“Yang sekarang menjadi momok itu kan sampah sehingga tourist levy ini bisa digunakan untuk mengelola sampah, sedangkan untuk kemacetan bisa dilakukan demgan cara membuat jalur alternatif atau mode transport yang lain sehingga Bali bisa menjadi tujuan wisata berkwalitas dan nyaman,” kata Winastra.
Dengan adanya tourist levy ini, Putu Winastra berharap bisa dibuatkan jalur alternatif untuk memudahkan wisatawan menjangkau satu daerah dengan daerah lain tidak terlalu lama. Menurutnya saat ini masih ada ketimpangan destinasi di mana wisatawan masih banyak berada di daerah Bali selatan dikarenakan untuk menuju Bali utara atau Bali timur memakan waktu yang lama.
Kemudian yang selanjutnya akan diperjuangkan yaitu harapan anggota agar mendapat potongan harga tiket masuk ke DTW. Dikatakannya, sebanyak 300 anggota jasa travel ini resmi bernaung di bawah Asita Bali dan sudah memenuhi peraturan daerah, sehingga semestinya mendapat keistimewaan.

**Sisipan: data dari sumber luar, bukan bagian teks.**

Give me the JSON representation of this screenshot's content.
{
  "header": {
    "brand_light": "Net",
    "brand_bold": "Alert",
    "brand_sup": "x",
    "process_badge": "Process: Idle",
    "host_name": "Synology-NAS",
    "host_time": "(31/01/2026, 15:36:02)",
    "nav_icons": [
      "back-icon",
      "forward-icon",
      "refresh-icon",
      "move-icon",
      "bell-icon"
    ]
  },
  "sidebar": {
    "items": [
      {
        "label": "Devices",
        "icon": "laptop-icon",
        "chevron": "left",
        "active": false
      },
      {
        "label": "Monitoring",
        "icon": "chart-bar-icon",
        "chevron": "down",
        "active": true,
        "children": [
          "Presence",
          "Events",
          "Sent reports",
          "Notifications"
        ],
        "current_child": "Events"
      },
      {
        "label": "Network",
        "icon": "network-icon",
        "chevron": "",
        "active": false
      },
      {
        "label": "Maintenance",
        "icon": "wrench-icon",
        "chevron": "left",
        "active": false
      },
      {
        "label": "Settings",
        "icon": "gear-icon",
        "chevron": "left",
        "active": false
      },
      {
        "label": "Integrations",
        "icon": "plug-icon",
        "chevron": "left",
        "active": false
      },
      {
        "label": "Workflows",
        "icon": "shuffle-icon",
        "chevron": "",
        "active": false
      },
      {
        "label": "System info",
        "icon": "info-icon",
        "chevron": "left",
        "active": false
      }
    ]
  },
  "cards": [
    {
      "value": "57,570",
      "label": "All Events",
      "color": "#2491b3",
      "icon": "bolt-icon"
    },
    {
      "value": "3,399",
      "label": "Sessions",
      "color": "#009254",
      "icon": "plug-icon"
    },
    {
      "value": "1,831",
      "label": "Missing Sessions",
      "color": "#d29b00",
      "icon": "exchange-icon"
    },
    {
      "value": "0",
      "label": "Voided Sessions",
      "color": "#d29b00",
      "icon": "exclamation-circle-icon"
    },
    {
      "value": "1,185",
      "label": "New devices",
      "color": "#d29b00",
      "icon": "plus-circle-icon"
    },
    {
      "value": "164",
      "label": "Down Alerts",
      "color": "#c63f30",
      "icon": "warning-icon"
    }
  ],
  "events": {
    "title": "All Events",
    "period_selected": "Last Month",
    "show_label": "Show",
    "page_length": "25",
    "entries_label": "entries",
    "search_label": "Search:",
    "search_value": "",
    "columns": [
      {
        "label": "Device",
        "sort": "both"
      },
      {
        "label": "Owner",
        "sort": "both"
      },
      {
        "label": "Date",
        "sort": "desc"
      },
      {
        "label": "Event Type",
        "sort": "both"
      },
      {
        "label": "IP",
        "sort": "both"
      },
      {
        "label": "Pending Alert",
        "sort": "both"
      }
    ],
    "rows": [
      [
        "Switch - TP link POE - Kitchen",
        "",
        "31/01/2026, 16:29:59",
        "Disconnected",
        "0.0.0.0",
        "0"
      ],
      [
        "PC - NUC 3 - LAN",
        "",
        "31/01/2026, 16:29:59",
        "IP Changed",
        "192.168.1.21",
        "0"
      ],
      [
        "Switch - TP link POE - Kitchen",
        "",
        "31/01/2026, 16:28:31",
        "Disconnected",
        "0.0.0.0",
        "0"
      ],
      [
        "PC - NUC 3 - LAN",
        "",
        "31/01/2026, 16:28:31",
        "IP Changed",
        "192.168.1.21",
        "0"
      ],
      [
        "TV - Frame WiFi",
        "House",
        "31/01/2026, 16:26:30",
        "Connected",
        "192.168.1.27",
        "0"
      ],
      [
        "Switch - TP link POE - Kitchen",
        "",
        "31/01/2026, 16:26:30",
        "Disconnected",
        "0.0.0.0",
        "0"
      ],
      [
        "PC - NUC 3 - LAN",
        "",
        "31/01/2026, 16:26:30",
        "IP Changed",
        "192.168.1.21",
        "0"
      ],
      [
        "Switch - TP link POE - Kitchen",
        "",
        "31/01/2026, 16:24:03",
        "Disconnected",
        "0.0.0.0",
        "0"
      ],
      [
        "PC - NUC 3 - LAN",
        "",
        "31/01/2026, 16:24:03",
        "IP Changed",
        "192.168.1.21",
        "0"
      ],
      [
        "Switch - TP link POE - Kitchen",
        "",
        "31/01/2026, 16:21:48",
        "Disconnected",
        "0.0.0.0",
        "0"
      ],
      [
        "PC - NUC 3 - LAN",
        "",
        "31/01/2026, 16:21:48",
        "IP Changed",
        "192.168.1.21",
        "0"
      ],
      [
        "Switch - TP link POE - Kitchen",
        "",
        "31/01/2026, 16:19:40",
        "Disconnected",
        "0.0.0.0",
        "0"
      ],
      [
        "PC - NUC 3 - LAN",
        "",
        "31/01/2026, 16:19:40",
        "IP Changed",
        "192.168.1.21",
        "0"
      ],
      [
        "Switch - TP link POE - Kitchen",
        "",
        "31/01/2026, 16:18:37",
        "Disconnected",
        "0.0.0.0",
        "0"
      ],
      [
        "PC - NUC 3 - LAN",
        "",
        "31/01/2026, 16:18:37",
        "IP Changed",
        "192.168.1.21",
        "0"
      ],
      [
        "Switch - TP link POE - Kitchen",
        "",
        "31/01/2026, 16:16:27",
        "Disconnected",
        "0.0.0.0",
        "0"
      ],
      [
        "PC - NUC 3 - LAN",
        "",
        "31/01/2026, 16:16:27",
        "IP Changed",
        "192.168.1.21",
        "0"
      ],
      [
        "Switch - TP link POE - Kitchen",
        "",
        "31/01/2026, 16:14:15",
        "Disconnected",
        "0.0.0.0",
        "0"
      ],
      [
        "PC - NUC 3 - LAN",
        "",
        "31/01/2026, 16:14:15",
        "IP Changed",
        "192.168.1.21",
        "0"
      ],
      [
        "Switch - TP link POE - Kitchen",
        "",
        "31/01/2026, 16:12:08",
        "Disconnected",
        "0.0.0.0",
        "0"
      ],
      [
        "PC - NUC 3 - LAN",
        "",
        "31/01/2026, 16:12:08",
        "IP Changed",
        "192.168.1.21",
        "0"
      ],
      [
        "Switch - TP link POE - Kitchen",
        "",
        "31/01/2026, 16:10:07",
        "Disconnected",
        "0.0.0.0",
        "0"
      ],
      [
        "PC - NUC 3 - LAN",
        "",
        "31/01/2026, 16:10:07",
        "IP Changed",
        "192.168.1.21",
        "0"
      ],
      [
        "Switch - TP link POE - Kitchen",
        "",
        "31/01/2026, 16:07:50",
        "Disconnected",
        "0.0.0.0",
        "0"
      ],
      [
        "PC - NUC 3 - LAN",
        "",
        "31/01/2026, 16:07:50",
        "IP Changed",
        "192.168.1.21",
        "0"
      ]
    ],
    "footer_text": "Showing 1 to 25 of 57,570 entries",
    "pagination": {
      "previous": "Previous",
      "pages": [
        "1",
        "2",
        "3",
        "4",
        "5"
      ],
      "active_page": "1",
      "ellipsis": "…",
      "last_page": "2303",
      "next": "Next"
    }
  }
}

“Selama ini kami tidak mendapatkan itu di DTW. Paling tidak kami mendapatkan discount 10 s/d 15 persen dari harga tiket karena kami memberikan volume kepada DTW. Kalau sebulan kami bisa bawa 1000 harganya sama dengan yang datang satu kali dan membawa satu orang kan tidak adil, kami akan membawa hasil Rakerda ini sebagai masukan ke pemprov Bali melalui dinas pariwisata,” jelas Winastra.
Winastra menyebut, wisatawan asing yang menggunakan jasa travel agent sangat berkurang dibandingkan dengan tahun’90, hanya 50 persen wisatawan masih membutuhkan jasa travel agent dikarenakan travel agent masih lebih mudah menjangkau market tradisional. Untuk itu butuh banyak dukungan agar bisa mempertahankan eksistensinya.